Before — pooled-evidence NLI passes a cross-source conflation:

Agent answer:
  "The recommended starting dose is 10 mg daily [formulary_tool]."

Pooled evidence:
  - clinical_record_tool: patient on 10 mg daily
  - formulary_tool: starting dose 5 mg, titrate to 10 mg

Pooled NLI verdict: SUPPORTED  ← passes; 10 mg appears somewhere

The claim content is true (10 mg shows up in pooled evidence) but the cited source is wrong (formulary says start at 5 mg). A source-blind verifier cannot see the swap.

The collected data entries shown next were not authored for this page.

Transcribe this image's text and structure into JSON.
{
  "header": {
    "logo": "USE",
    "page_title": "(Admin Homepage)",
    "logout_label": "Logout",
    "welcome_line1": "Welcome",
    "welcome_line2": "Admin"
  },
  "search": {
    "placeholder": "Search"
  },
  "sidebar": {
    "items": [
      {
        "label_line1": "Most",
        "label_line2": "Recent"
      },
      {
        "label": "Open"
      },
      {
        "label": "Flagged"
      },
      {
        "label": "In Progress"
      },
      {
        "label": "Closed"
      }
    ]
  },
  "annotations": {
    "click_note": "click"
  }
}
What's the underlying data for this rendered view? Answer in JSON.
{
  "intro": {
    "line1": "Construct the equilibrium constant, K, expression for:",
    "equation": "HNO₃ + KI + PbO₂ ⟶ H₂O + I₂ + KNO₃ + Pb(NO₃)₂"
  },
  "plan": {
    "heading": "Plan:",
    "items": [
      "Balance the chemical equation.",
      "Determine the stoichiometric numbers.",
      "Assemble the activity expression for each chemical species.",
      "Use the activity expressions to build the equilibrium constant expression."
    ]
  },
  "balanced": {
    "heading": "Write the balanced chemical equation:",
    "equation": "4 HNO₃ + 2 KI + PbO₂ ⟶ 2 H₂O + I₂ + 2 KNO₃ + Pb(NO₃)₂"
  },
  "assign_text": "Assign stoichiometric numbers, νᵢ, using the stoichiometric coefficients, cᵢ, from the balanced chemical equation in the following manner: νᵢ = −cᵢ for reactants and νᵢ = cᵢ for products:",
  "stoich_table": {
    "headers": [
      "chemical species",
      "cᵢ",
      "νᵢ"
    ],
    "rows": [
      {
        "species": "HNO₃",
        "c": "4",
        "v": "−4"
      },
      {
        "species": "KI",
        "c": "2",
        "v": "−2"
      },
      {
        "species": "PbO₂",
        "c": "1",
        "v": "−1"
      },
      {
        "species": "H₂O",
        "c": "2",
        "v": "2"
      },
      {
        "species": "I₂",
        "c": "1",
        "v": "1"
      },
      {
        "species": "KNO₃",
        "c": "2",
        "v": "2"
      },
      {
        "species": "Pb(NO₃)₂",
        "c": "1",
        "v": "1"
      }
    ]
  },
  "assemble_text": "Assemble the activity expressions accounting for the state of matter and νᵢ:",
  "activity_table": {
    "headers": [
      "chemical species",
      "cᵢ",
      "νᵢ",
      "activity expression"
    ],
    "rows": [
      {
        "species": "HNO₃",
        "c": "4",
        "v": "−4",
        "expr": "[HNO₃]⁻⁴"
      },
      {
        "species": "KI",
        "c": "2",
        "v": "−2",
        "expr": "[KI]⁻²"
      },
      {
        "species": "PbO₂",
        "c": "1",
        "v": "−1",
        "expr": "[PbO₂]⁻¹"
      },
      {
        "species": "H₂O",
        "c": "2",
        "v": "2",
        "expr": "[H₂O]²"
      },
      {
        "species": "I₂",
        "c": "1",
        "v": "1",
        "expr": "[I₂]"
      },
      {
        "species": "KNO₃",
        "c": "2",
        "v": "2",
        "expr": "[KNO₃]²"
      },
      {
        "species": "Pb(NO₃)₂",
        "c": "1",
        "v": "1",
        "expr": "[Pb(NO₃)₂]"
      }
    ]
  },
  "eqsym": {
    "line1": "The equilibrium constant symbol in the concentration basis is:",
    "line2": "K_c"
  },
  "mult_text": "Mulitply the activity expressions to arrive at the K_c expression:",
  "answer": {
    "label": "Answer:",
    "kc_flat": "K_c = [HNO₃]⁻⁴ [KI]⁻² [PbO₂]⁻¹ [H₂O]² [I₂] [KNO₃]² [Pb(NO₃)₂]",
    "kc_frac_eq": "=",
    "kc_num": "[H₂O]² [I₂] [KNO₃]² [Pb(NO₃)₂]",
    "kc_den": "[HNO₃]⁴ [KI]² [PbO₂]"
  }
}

After — source-aware verifier routes per claim:

Claim: "starting dose is 10 mg daily"
Cited source: formulary_tool

Route NLI to formulary_tool only:
  formulary_tool says: "starting dose 5 mg, titrate to 10 mg"
  NLI verdict: NOT SUPPORTED for "starting dose is 10 mg"

Attribution check: formulary_tool ≠ source that supports the claim
Verdict: BLOCK

The agent's answer is then revised via retrieval-augmented repair — re-route to clinical_record_tool for the patient's current dose, or correct the formulary quote — and re-verified before release (arxiv:2606.18037).

Key Takeaways¶

Pooled-evidence factuality verifiers cannot detect cross-source conflation — they ask "supported anywhere?" not "supported by the cited source?"
The failure matters for multi-source MCP agents in high-stakes domains where wrong attribution is itself the safety failure.
Source-aware verification routes each atomic claim to its declared source's evidence, then checks both support and attribution; on medical MCP traces this reaches block F1 0.802 and detects all 50 injected attribution swaps in controlled probes.
The technique partially fails on semantically close sources (source-plus-relation accuracy drops to 0.229) and inherits NLI threshold sensitivity — it is not a complete solution.